Hıfzıssıhha Müessesesi sayesinde;
– Serum üretimi ülke ihtiyacını karşılamıştır.
– Çiçek aşısı üretimi, ülke ihtiyacını karşılamıştır.
– Kuduz serumu üretilmeye başlanmıştır.
Veremle Savaş
Cumhuriyetin ilk yıllarında Türkiye’nin içinde bulunduğu sosyal ve ekonomik şartlar sebebiyle verem, yaygın bir hastalıktı. Bu hastalığını tedavisi amacıyla,
- Behçet Uz’un girişimiyle İzmir Veremle Mücadele Cemiyeti kurulmuştur.
- İstanbul’da sanatoryum açılmıştır.
- İzmir’de veremle mücadele amacıyla ilk dispanser açılmıştır.
- İstanbul’da Veremle Mücadele Cemiyeti kurulmuştur.
- Umumi Hıfzıssıhha Kanunu çıkarılmıştır.
Türkiye Kızılay Cemiyeti
1923 yılında Türkiye Hilali Ahmer Cemiyeti adını alan kuruma “Türkiye Kızılay Cemiyeti” adını 1935 yılında Atatürk vermiştir. Türk Kızılay Cemiyeti’nin bazı görevleri şunlardır:
- Savaş, deprem, sel baskını, yangın, salgın hastalık gibi felaketlere uğrayanlara yardım eder.
- Felakete uğrayanların barınmaları için çadır, battaniye, yiyecek ve giyecek yardımında bulunur.
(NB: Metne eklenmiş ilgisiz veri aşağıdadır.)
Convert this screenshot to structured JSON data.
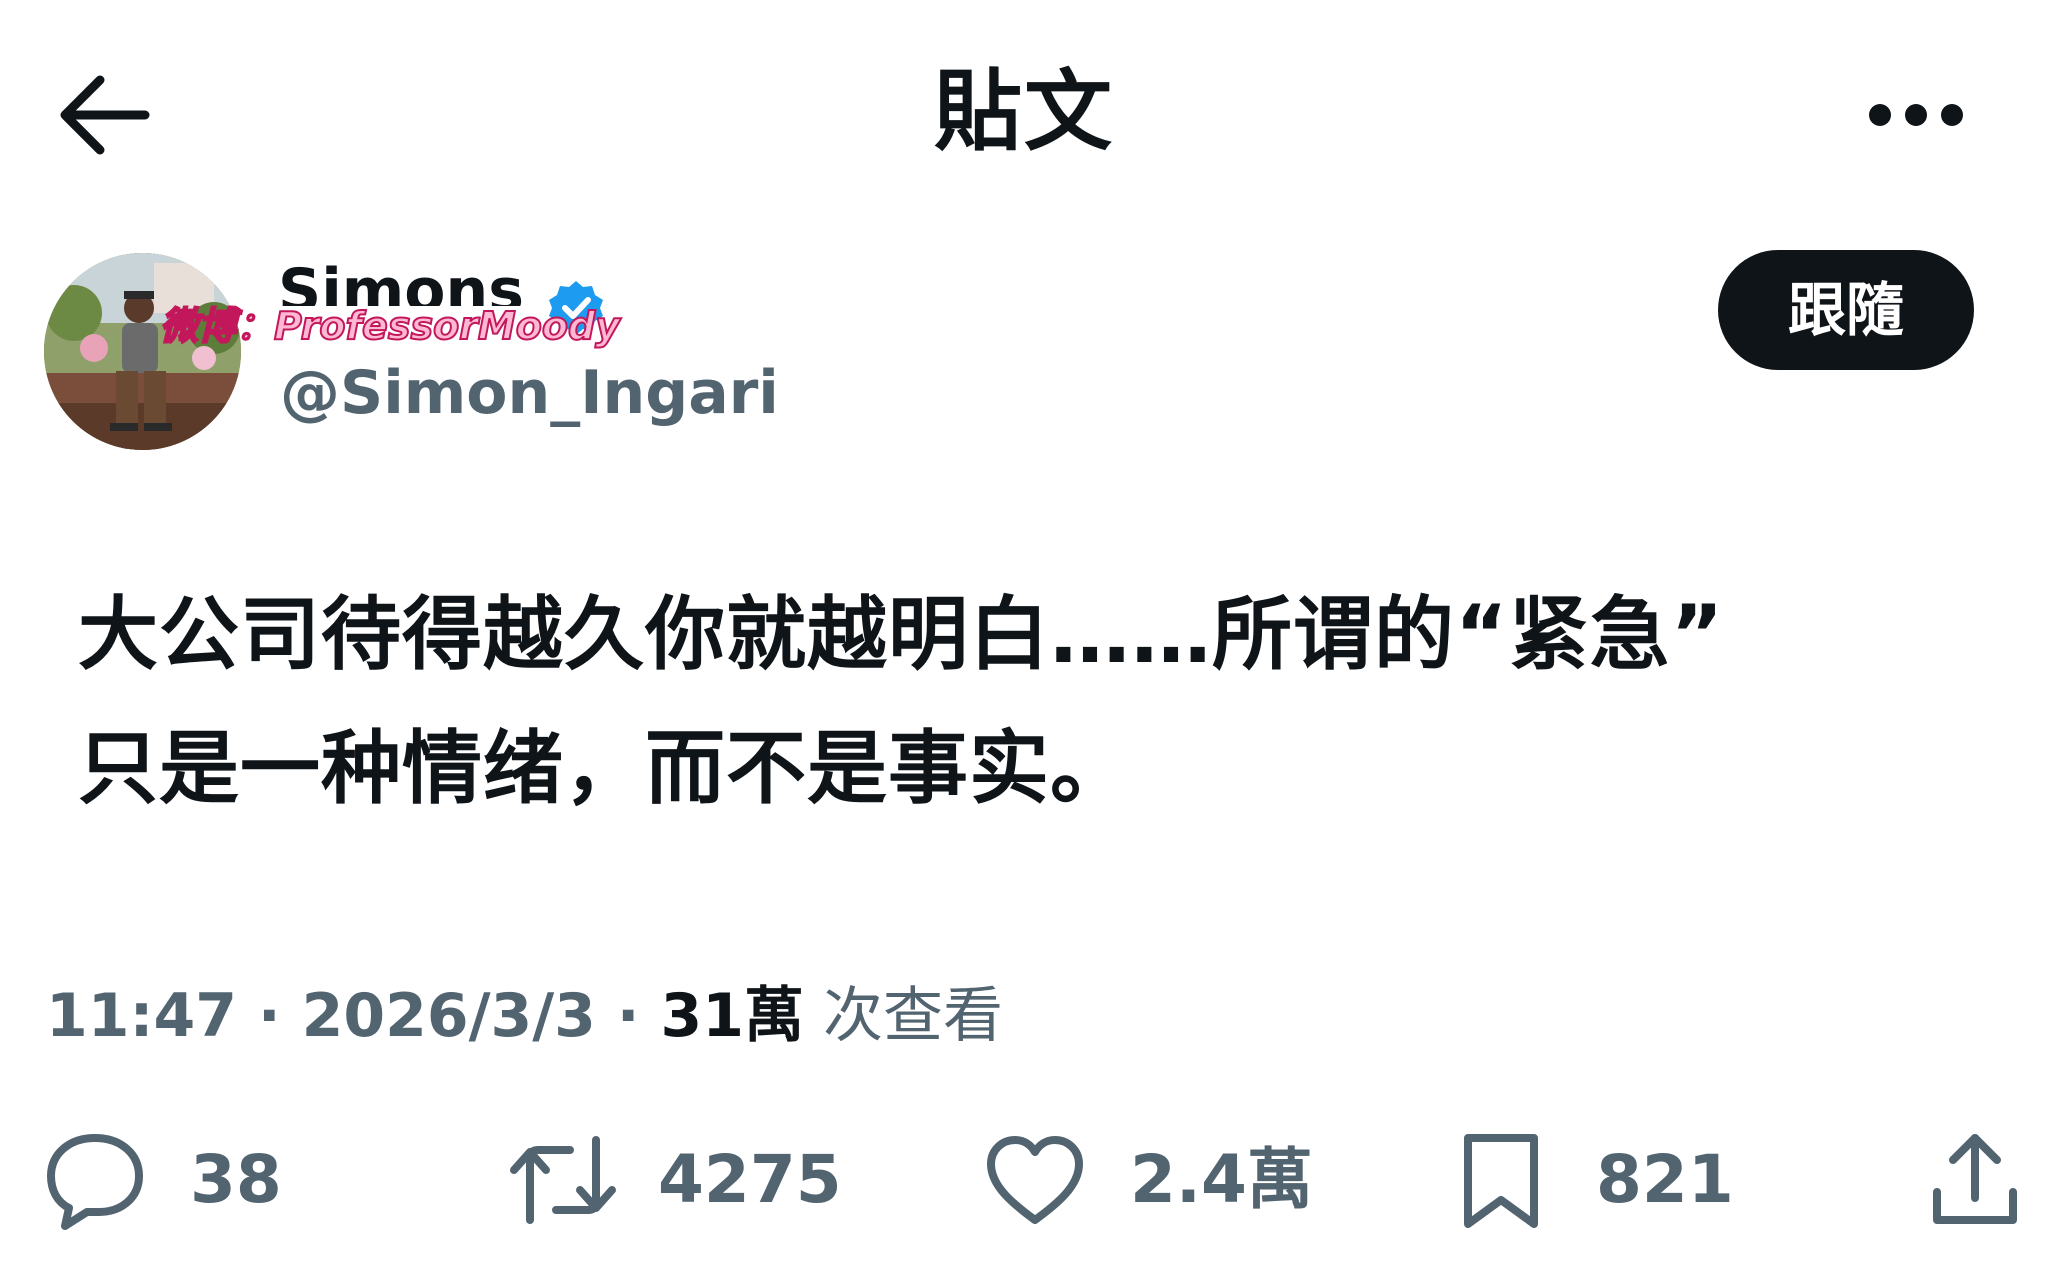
{
  "header": {
    "title": "貼文"
  },
  "author": {
    "display_name": "Simons",
    "handle": "@Simon_Ingari",
    "watermark": "微博：ProfessorMoody",
    "follow_label": "跟隨"
  },
  "tweet": {
    "line1": "大公司待得越久你就越明白……所谓的“紧急”",
    "line2": "只是一种情绪，而不是事实。"
  },
  "meta": {
    "time": "11:47",
    "separator": " · ",
    "date": "2026/3/3",
    "views_count": "31萬",
    "views_label": " 次查看"
  },
  "actions": {
    "replies": "38",
    "reposts": "4275",
    "likes": "2.4萬",
    "bookmarks": "821"
  },
  "colors": {
    "text_primary": "#0f1419",
    "text_secondary": "#536471",
    "verified": "#1d9bf0",
    "follow_bg": "#0f1419"
  }
}
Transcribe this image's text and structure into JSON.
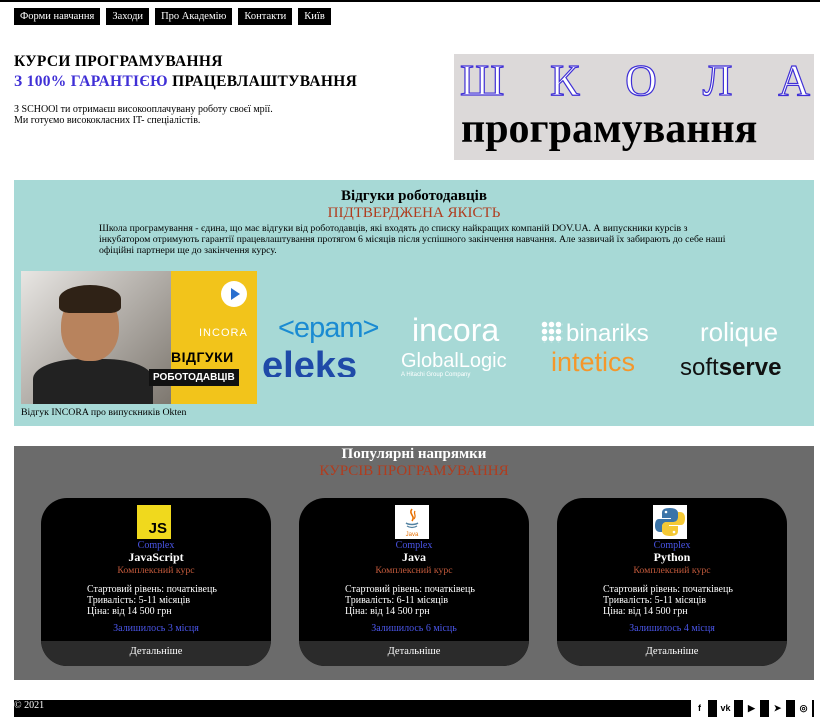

- Savaşta yaralanan askerlerin iyileşmesi için yardımda bulunur.
- Yaralananların iyileşmesi için geçici hastaneler kurar, aşevleri kurar.
Bir Devrin Analizi: NUTUK
Mustafa Kemal 15 Ekim 1927 tarihinde CHP Kurultayında 6 gün süren tarihi konuşmasında 1919 — 1927 yılları arasındaki gelişmeleri anlatmıştır. Sonradan “Nutuk, Bak Nutuk, Söylev” adlarıyla anılacak olan bu eser,
- Osmanlı Devletinin son günleri,
- Millî Mücadele Dönemi,
- Türkiye Cumhuriyeti’nin kuruluşu
hakkında en önemli kaynaktır. Nutuk’ta anlatılanlar belgelendirildiğinden birinci elden kaynak niteliği taşımaktadır.
Nutuk, bağımsızlık ve çağdaşlaşmak için yapılması gerekenleri de gösterir. Bu niteliği ile bağımsızlık mücadelesi veren milletlere ışık tutan evrensel bir kaynak niteliği taşır.
Cumhuriyet Gençliğe Emanet
Atatürk “En büyük eserim.” dediği Türkiye Cumhuriyeti’ni Türk gençliğine emanet etmiştir. Bu emanete sahip çıkmak, Türkiye Cumhuriyeti’ne yönelebilecek iç ve dış tehditlere karşı her zaman uyanık olmak, cumhuriyet yönetimini her türlü tehlikeye karşı korumak, Türkiye Cumhuriyeti’nin kuruluş felsefesinin temeli olan Atatürk ilke ve inkılaplarını yaşatmak hepimizin temel görevidir.